Santa Barbara County/http://bit.ly/2xuXN7X
The proposed Camp 4 land use map included in the intergovernmental agreement.

Santa Ynez Valley residents are awaiting a public meeting Monday evening about the land parcel known as Camp 4. Santa Barbara county officials will announce a tentative intergovernmental agreement between the Santa Ynez Band of the Chumash Indians and the county. 

Since February, the county’s Ad Hoc Subcommittee on Tribal Matters - comprised of supervisors Joan Hartmann and Das Williams - has been meeting with the tribe in about future development of the 1400-acre Camp 4 property. The property was officially added to the tribe’s reservation land by the federal government in January.

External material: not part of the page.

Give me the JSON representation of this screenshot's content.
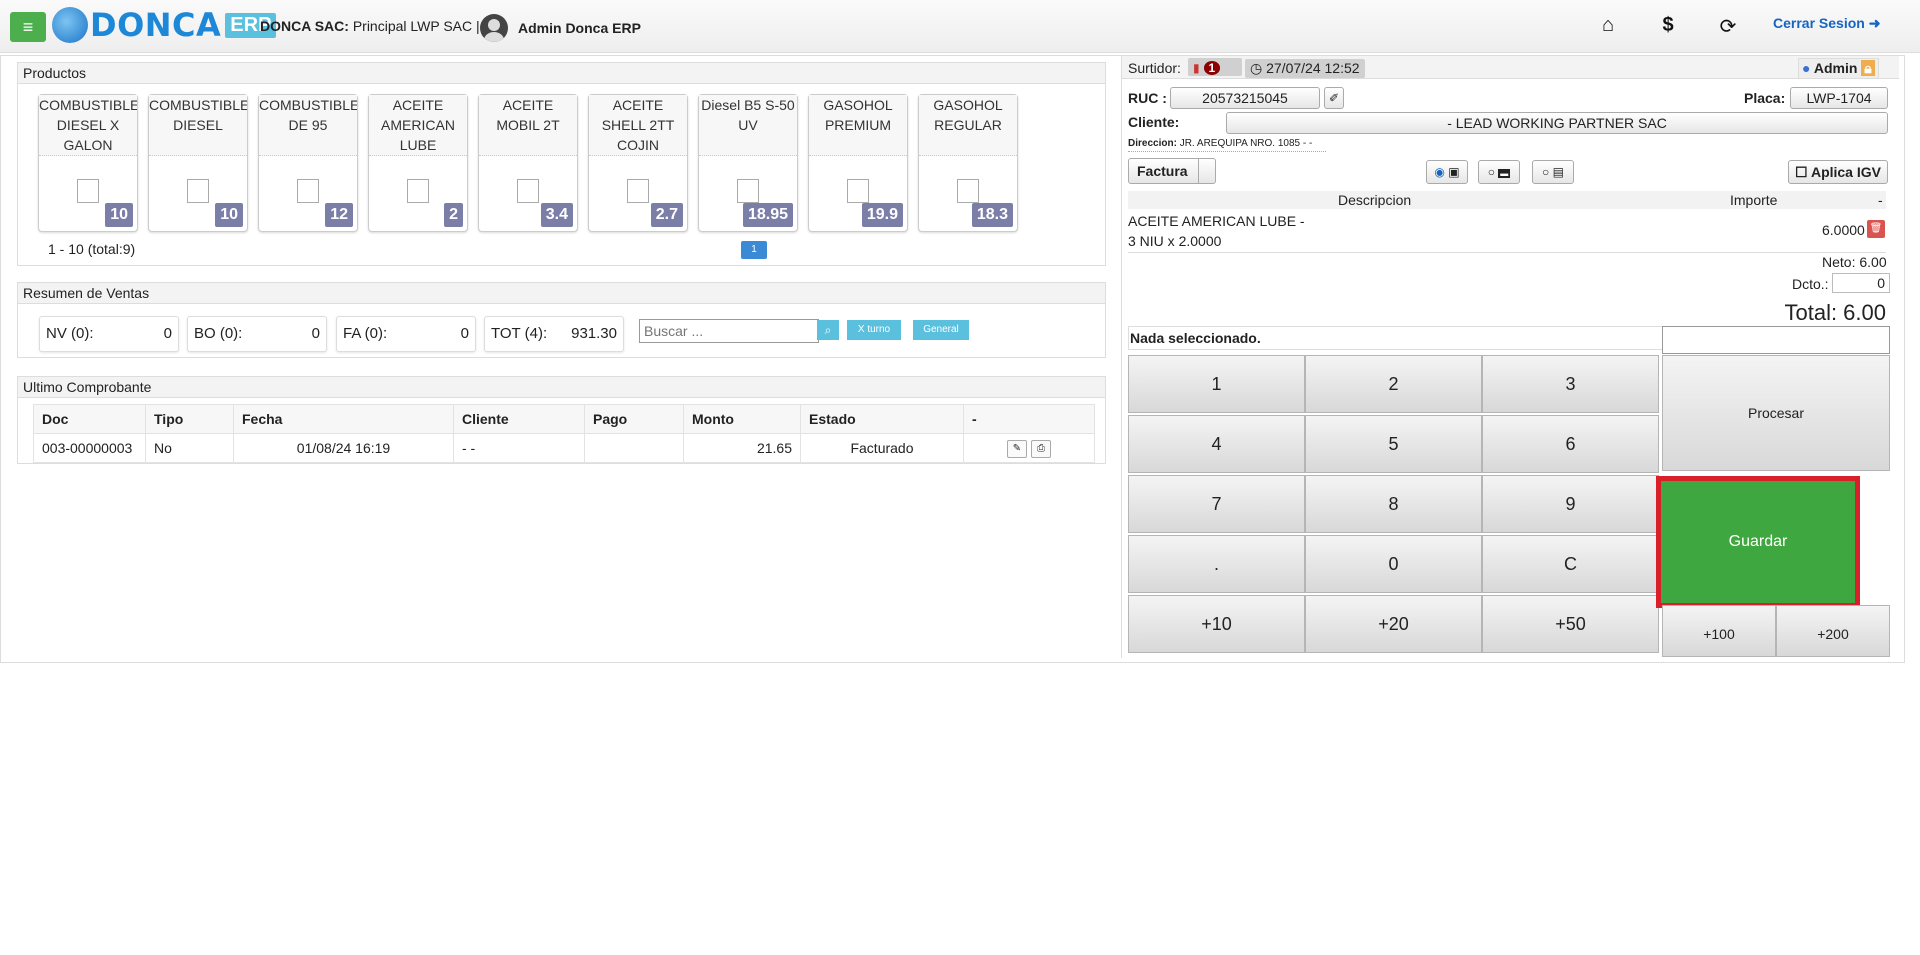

Tribal chairman Kenneth Kahn, in a statement Friday, said the tribe has been committed to working with the county since 2011 to “mitigate tribal housing on Camp 4.”

“Housing on tribal land is vital to preserving tribal culture for the Chumash community through customs, language and tradition,” Kahn said. “A tentative agreement is a welcomed achievement for county and tribal communications.”

Bill Krauch is chair of the Santa Ynez Valley Coalition. For years the Coalition has been opposing the tribe’s expansion on the Camp 4 land, partly because now that the land is reservation land, it’s no longer under the jurisdiction of Santa Barbara County. zoning laws.

“The potential development on Camp Four could ultimately alter the character of an agricultural and rural environment if it's developed intensely We just don't know what the future plan is,” Krauch said Friday.

The tribe says it plans to build much-needed housing on its new tribal land. The Santa Ynez Valley Coalition said they are worried about the land being over-developed.

“We do know that there is a housing need which we are sympathetic to and would like to assist in solving that solution but we think it ought to be done in accordance with the community plan that took 10 years in its development,” Krauch said.

County staff say they expect to have a few meetings on the new agreement, but it will be at Monday’s meeting that the key terms of the agreement will be revealed. The meeting takes place from 5:30 to 7:30 p.m. at Saint Marks in the Valley Episcopal Church in Los Olivos. The county has a dedicated website for tribal matters, where the public can find information and submit questions and comments.